1. What kind of security do you have in place to protect my privileged accounts and most sensitive data?
Leiberman's response: The first issue to consider is how frequently passwords are being changed and does that meet regulatory requirement for my data being secured on that environment. The second issue is whether or not the passwords being used in that environment are unique. Also, is there isolation, meaning if there is a breach of one system, will it mean a breach in all systems? The provider should implement segregation or compartmentalization of identities to provide granular control and release. Finally, there should be transparency of who has access to my system and how is it controlled.
2. Do you have a Privileged Identity Management (PIM) technology in place?
Leiberman's response: There are two aspects to this question that need to be addressed. First is whether or not the provider has an organizational framework for handling privileged identinties. There needs to be segregation of duty and making sure that only the right people have access and for the right reasons. Second is the technology itself being used. What we've seen is most organizations are using homegrown systems that have no auditing, no encryption, and no controls to manage privileged identities.

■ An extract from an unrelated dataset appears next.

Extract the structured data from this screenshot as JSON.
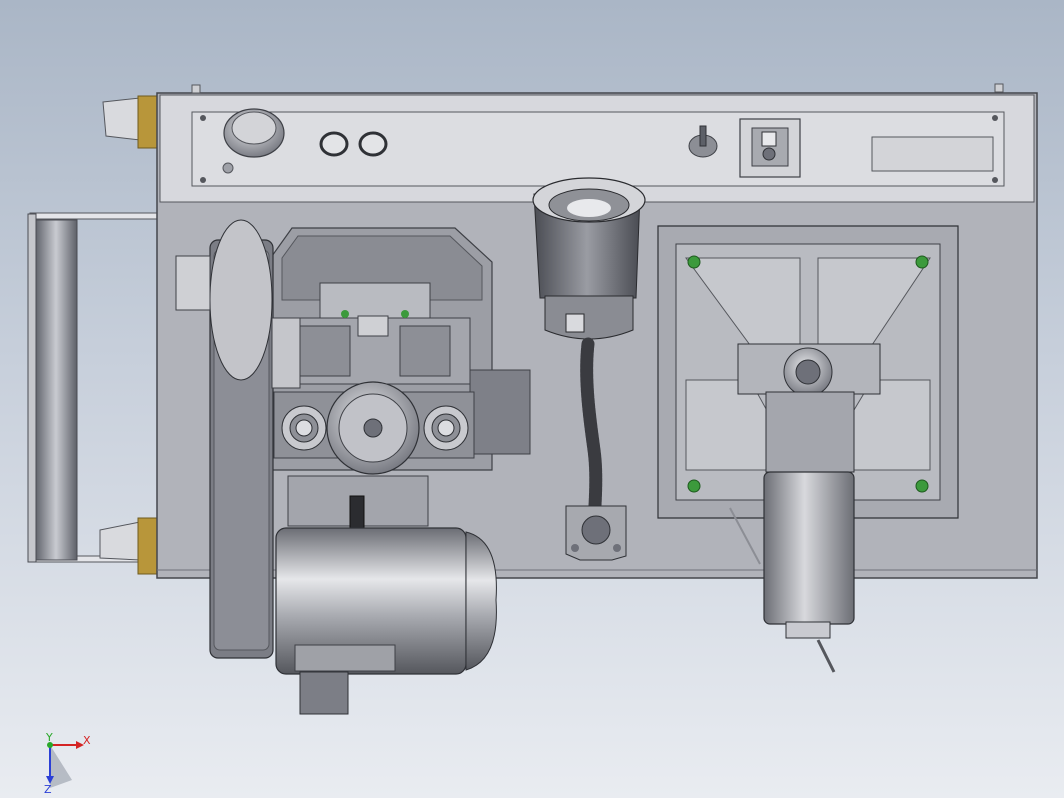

3. How do you control privileged accounts used in cloud infrastructure to manage sensitive systems and data?
Leiberman's response: If the infrastructure is being outsourced to a third-party provider, that provider is really only responsible for keeping the power on and potentially replacing defective hardware. Ownership of PIM is solely the responsibility of the client. A contract has to be drawn up between the cloud provider and the user to determine who exactly has access to credentials and what is the appropriate workflow and sign off, and what is the audit process. When you go into a pure cloud play where you deal with software as a service, clients need this information. A regulated organization may need to see access records to make sure there isn't any compromise of data. Customers have a right to know where their data is located and who has access to that information. Also, if the data is encrypted, it is vital to know who has the encrypted data key.
4. How do you manage cloud stacks at the physical layer and application stack layers?
Leiberman's response: This is one of the fundamental weaknesses of the current cloud and architecure. When machines are being distributed out on the cloud, you have to look at all the credentials from the physical layer to the application layers. It is up to the cloud vendor to provide the process and technology to control all of this.
5. What is your access to audit records?
Leiberman's response: You should be able to see any data at any time you want. There also should be a security service level agreement that says there's a guarantee that, no matter what the security process is, it can be checked and, when needed, addressed.